Car-buying habits and the aftermarket are inextricably linked. Often, when a new trend, brand, or make emerges, you expect to see more of those vehicles, and their parts, in your garage. But, the phase will pass, and as quickly as it left, another trend will come about. Think of the shift from CD to AUX to GPS and Bluetooth systems, or keys to keyless entry systems – there are constant innovations in ICE vehicles, but generally, the moving parts stay the same.
For auto technicians, the shift towards EVs is different. The introduction of highly complex EVs will require shops to completely change how they work, but combustion engine vehicles will continue to be a very large part of the active fleet for the next couple of decades, so the change won’t happen as soon as you might think.
Though governments, states, and cities, across the world, have pledged to end sales of petrol and diesel vehicles, adoption still varies globally. For example, in U.S, the government hasn’t committed; however, cities such as New York and Seattle have. Varied adoption often reflects the questions around the infrastructure EVs require.
Cities are predisposed to supporting EVs — with electricity available city-wide, it is possible to install charging points anywhere, and everywhere. However, in more rural areas, it’s trickier. The latest Census recorded around 19 percent of people living in rural areas, which means almost one-fifth of the population lives in a location where it could be difficult to install the necessary network of charging points. Long haul journeys across vast rural expanses won’t be possible for EV’s unless that infrastructure is in place.

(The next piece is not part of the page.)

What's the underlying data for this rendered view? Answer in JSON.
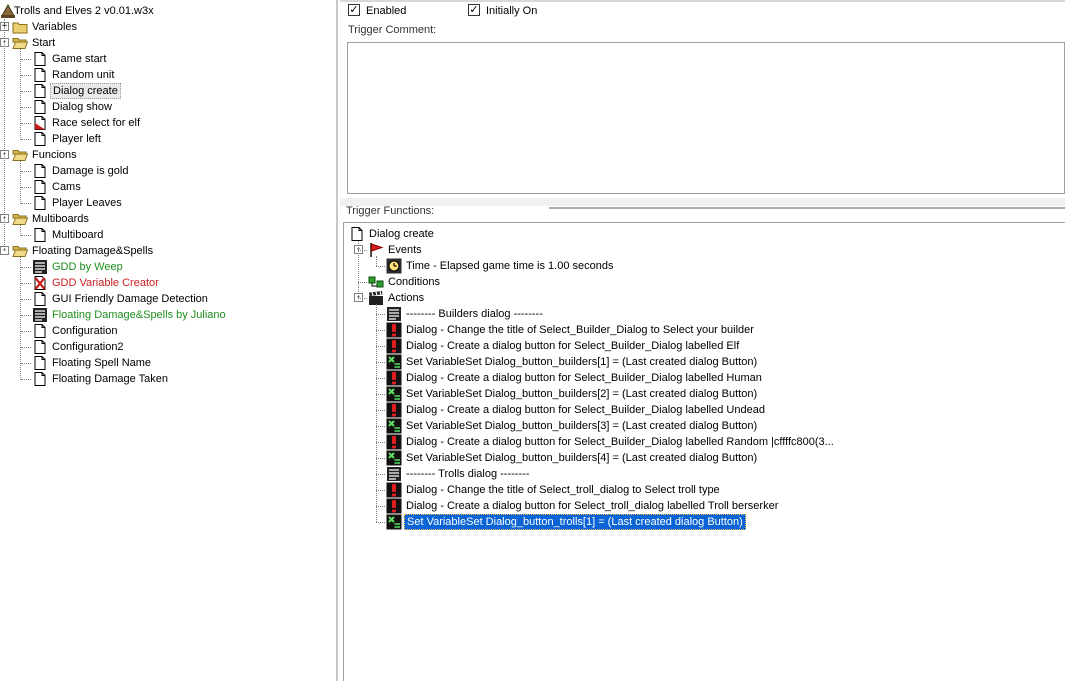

As well as limitations to infrastructure potentially stalling adoption, standard warranties on EVs will also delay when auto repair shops begin to see an influx in EV requests. The standard warranty for an EV is typically eight years, and on some models, the battery warranty is eight years, so even as adoption gains momentum, there will still be a delay before EV’s are commonplace in independent automotive repair shops.
So, while change is coming, it won’t be overnight. In fact, I predict that by 2030 more than 90 percent of the cars on the road will still have ICE (including hybrids). We have time, so how can your shop take advantage of it?
Time doesn’t mean we should wait; it means we have a better chance at effective preparation. At the moment, second-hand car sales are booming, with difficulties in the supply chain and chip shortages persisting globally. More ageing vehicles on the road inevitably means more problems to fix, which opens up a huge opportunity for auto repair shops. So, take on as much as possible, and invest the profits in preparing for EVs with training and new equipment, so you’re ready to address the demand when it comes to you.
Training is a necessity. You cannot work on an EV without sufficient training. High-voltages make them exceptionally dangerous for untrained technicians, and one wrong move could result in a serious injury. The vehicle must first be made safe before technicians start work, even to carry out the simplest jobs.
Many auto repair shops are worried about the training requirements, with one-third expressing concern about keeping up with the latest technology in recent global research conducted by Delphi Technologies. But by saving and investing now, continued training will give technicians the confidence to work on the latest technology as it comes into the aftermarket.
Investing in equipment
Alongside training, shops will also require new equipment to work on EVs. The modern automotive repair shop uses multiple tools daily, and without them, they wouldn’t be able to repair all the vehicles they see every day. To offer the best service to the EV customer, auto technicians will require EV specific equipment too. Specialized connectors, high voltage tools, and fire equipment in case of emergency, will all be needed throughout the shop as well as many other new tools.
Along with updating equipment, auto repair shops will need to adapt to changing consumer expectations. Seamless online booking processes and apps to update customers when their car is ready for collection will become commonplace. Ensuring customers have an optimum experience will not only make businesses more successful today with the current vehicle fleet but also tomorrow with the new vehicle fleet.